• Serve as direct manager to a team of globally dispersed security operations professionals, providing day-to-day guidance and team leadership to ensure optimized levels of execution.
• Provide status, reporting, and metrics to the Director.
• Use Operational KPIs and metrics to monitor and evaluate the efficiency of day-to-day operations.
• Manage the technical aspects of ZeroFox’s Security Program including vulnerability management, incident management, security testing, intrusion detection, auditing and monitoring.
• Manage internal threat and vulnerability assessments and application security testing.
• Review and validate remediation activities resulting from threat and vulnerability assessments.
• Serve as project manager for technical security initiatives and provide advisory support.
• Maintain and verify adherence to technical security configuration standards.
• Respond to security related questions for client-facing Request for Proposals or Request for Information as needed.
• Works directly with counterparts in the business and corporate units.
• Identify and champion security projects to address identified risks and meet business security requirements.
• Assists with escalations by working cross-functionally to collect data points, metrics, and details that will prove useful in analyzing root cause.
• Leverage the collective expertise of the Security, IT, and DevOPS teams to recommend solutions to significant and complex security events.
• Interface with and help resolve internal and external (customer, vendor) stakeholder escalations.
• Oversee internal security investigations in response to reports of possible information security/privacy violations, coordinating with other departments (IT, HR, Legal).
• Oversee the execution of regular information security assessments, providing escalation assistance for any gaps, including management of development and implementation of prioritized plans for remediation.
• Assist with annual Security Operations & DevSecOps product roadmapping, budget, and capacity planning efforts.
• Manage quarterly product and operations backlogs for Security Operations and DevSecOps.
• Understand and promote principles and execution of continuous process and performance improvement for all information security procedures.
• Demonstrate an extensive knowledge of and regularly monitor and stay up to date on relevant industry changes, trends, laws, regulatory updates and best practices.
• Coordinate yearly table-top incident response exercises, security awareness training, HIPAA training, privacy training, and phishing exercises.
• Assist with System Security Plans (SSP), Security and Privacy policies, Plan of Action & Milestones (POA&M) and required documentation in support of the company’s FedRAMP Certification program and Federal customers.
• Develop, document, and implement Standard Operating Procedures.

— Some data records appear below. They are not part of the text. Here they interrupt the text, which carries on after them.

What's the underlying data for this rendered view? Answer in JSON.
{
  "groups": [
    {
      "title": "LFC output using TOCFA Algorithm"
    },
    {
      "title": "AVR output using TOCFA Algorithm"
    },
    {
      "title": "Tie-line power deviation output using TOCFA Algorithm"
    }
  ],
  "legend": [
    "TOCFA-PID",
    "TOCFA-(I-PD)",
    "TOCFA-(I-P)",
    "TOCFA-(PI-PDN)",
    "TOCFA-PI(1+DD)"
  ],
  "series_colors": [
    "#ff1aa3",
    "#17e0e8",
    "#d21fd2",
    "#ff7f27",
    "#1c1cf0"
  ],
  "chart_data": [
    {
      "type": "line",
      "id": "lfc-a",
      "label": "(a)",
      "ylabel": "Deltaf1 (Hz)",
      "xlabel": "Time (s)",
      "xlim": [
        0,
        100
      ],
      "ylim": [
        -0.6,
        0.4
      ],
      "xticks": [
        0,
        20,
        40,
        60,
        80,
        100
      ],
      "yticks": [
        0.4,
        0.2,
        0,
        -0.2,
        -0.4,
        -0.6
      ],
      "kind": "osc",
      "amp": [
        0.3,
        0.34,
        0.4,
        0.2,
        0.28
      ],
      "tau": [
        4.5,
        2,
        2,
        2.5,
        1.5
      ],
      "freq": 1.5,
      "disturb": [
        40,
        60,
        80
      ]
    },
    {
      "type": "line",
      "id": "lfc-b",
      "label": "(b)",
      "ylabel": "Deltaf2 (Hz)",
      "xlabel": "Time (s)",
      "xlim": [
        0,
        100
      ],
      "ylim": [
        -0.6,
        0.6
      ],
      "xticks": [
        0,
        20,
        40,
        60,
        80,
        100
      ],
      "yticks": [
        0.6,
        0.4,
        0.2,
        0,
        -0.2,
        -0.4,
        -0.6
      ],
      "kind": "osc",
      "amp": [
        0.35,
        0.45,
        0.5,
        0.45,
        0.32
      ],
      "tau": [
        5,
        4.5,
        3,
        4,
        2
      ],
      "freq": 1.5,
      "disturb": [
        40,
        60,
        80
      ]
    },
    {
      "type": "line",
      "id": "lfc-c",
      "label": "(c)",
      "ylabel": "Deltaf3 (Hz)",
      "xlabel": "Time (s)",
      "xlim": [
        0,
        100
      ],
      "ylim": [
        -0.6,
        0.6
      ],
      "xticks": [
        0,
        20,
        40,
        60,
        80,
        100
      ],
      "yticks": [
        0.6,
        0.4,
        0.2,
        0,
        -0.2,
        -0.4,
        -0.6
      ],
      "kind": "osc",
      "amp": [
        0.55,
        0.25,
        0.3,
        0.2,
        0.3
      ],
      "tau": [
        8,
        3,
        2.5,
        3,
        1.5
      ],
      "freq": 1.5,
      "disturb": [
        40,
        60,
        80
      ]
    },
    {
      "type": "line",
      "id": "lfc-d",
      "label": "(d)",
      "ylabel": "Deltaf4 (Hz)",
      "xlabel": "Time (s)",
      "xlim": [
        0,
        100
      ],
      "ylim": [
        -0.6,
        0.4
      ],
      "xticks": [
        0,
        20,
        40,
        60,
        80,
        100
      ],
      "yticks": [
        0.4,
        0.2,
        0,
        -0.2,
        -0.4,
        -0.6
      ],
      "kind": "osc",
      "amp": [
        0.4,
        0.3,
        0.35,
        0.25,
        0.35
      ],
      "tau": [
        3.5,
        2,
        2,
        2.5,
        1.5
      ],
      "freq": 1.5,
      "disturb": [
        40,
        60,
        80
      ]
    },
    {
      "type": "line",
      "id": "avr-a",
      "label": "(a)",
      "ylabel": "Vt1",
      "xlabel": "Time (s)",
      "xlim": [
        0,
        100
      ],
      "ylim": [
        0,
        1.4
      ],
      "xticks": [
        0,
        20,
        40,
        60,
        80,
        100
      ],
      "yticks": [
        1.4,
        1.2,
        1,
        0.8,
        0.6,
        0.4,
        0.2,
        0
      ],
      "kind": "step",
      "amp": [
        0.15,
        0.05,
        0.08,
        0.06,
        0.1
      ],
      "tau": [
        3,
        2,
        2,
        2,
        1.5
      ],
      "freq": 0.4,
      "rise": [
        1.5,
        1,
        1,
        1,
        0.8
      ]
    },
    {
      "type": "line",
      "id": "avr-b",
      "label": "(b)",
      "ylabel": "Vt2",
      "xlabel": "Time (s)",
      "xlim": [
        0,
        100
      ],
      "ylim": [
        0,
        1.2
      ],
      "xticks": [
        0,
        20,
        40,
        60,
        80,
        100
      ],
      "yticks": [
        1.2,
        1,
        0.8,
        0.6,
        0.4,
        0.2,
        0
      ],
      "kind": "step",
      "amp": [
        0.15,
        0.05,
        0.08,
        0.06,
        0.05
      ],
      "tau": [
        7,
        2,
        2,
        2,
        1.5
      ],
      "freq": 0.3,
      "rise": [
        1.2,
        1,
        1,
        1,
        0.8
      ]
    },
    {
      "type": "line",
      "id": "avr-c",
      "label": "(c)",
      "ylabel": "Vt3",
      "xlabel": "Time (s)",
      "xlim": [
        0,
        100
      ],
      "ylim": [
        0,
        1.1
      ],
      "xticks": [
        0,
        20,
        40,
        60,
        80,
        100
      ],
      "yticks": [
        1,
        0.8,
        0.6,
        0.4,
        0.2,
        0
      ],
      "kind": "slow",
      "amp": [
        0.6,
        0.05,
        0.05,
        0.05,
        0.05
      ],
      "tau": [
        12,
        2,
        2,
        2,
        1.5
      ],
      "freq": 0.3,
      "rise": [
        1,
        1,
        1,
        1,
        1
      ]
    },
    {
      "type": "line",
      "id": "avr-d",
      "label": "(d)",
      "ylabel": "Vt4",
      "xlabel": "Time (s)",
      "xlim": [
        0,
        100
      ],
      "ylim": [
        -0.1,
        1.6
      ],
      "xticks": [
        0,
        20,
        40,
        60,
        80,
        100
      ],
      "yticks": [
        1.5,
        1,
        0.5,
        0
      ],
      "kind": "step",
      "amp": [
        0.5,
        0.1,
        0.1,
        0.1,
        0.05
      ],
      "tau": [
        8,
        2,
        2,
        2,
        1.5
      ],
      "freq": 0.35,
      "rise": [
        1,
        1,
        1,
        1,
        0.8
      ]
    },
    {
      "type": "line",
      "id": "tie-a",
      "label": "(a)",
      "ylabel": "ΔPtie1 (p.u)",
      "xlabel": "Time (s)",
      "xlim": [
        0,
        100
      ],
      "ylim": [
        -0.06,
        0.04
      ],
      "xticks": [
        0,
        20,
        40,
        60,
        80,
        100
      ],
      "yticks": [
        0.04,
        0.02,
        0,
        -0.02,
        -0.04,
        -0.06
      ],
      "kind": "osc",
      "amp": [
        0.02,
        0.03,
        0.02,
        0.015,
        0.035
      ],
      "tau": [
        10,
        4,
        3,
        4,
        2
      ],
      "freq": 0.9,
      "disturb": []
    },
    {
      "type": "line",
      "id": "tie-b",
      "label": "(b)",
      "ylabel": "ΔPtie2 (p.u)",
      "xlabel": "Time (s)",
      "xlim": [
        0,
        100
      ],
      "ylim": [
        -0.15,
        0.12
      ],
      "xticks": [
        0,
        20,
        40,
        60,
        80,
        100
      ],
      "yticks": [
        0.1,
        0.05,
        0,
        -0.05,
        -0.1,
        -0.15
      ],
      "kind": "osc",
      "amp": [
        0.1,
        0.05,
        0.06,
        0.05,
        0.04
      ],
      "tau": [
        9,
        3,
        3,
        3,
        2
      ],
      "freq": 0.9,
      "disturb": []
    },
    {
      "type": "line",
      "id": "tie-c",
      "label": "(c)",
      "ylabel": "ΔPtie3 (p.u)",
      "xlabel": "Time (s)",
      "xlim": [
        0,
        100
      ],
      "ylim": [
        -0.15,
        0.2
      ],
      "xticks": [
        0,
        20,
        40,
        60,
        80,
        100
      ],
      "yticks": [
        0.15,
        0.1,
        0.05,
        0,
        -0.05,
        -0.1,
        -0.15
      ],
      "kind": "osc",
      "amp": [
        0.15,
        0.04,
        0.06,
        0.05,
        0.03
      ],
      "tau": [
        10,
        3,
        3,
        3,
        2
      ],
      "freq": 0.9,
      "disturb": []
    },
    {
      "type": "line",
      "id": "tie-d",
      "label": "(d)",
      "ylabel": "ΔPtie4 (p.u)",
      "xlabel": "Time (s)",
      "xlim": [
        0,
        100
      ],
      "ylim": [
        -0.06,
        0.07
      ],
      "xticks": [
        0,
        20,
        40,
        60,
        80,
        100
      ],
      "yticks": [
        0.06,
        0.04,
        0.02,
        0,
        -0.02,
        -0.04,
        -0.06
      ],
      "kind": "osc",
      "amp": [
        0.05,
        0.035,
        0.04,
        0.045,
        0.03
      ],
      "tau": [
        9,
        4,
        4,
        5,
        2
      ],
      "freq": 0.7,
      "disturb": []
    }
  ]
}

Required qualifications and skills

• Bachelor’s degree in cybersecurity, computer science, or equivalent experience.
• At least 6 years prior experience managing security operations teams.
• Expert knowledge of common information security management frameworks, regulatory requirements and applicable standards such as: NIST SP 800-53, ISO 27001, SOC 2, PCI, SOX, ITSM, etc.
• Solid understanding of Federal and International security & privacy laws and regulations: CCPA, GDPR, FISMA, HIPAA.
• Experience working with 3rd party Risk Management auditors and Risk Management Frameworks.
• Prior experience developing and maintaining information security policies
• Prior experience conducting information security assessments, including identifying gaps, developing plans to fill gaps and hands-on implementation of solutions
• Prior experience monitoring for and responding to information security issues
• Prior experience working with cloud, network, host, and product security
• Physical security experience a plus

Equal Opportunity, Diversity & Inclusion: We aim to build a team that represents a variety of backgrounds, perspectives, and skills. We embrace inclusion and ensure equal employment opportunity without discrimination or harassment based on race, color, religion, sex (including pregnancy, childbirth, or related medical conditions), sexual orientation, gender identity or expression, age, disability, national origin, marital or domestic/civil partnership status, genetic information, citizenship status, military or veteran status, or any other personal characteristic.